Welfare spending increased by 60% under the previous Government but this did not produce the intended result of helping individuals to return to work. If we can get more people in work, some of them will receive salary progressions and improve their standards of living. In the years 1997 to 2010, when average earnings increased by 30%, tax credit spending increased by 340%. One of the aims of this Bill is to tackle the lack of aspiration and ambition among a number of those who have been trapped in poverty. I believe that the 1% uprating stipulated in Clauses 1 and 2 will improve incentives to work.
It is true that the welfare debate has been described in overly simplistic terms in certain quarters. However, it is a fact that a culture of dependency exists in some areas. Previous Governments have tried to tackle this issue with the best of intentions but the complexity and scope of the problem has often meant that past strategies have not been successful in addressing the matter. Children and young people who live in households where adults do not engage in any form of employment are not only the most deprived in our society but are most likely to follow this path once they leave full-time compulsory education. This generational cycle of worklessness is a key factor in the rising levels of welfare dependency and poverty in our communities.
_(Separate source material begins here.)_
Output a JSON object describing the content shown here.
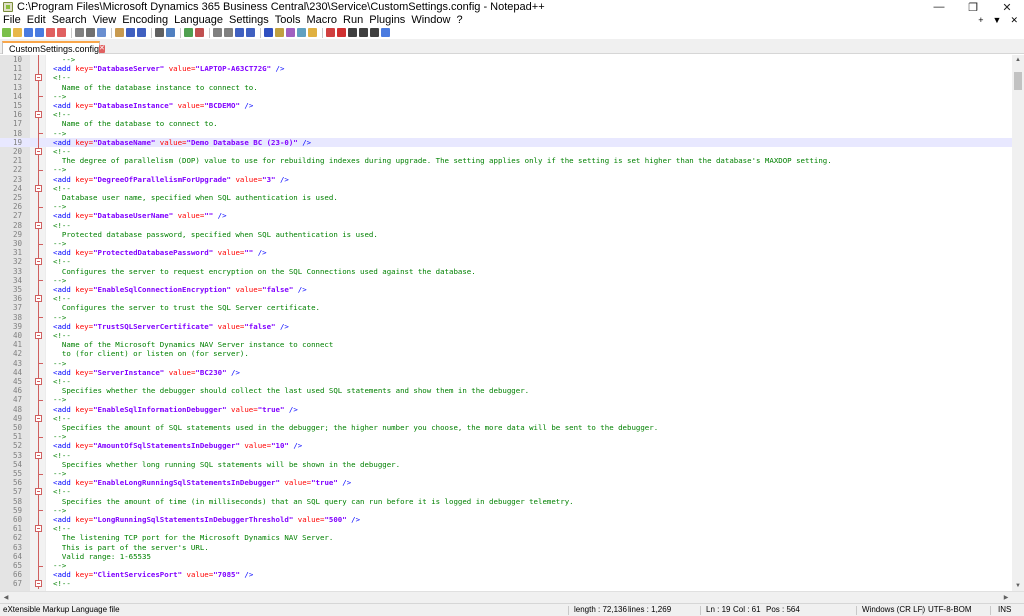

I am sure that all noble Lords will agree that work gives people pride and confidence. Unemployment sometimes creates depression and has an adverse affect on people. Work is good for people’s mental health, their physical health and their general well-being. These benefits have been demonstrated repeatedly. Dependency is not liberating; it constrains people and prevents them achieving their ambitions.
Baroness Hollis of Heigham: I am grateful to the noble Lord for giving way for a moment. Would he not agree that, on the contrary, what welfare benefits such as tax credits have done, and what universal credit proposes to do, is to make work pay and thus get people back into the labour market, exactly as he wishes?
Lord Sheikh: I still feel there is a culture of dependency. Obviously, we would like to get more people into work and incentives must be given to people to go to work. People have become trapped in our welfare system and they need to be freed. This Bill will make a great contribution to their liberation.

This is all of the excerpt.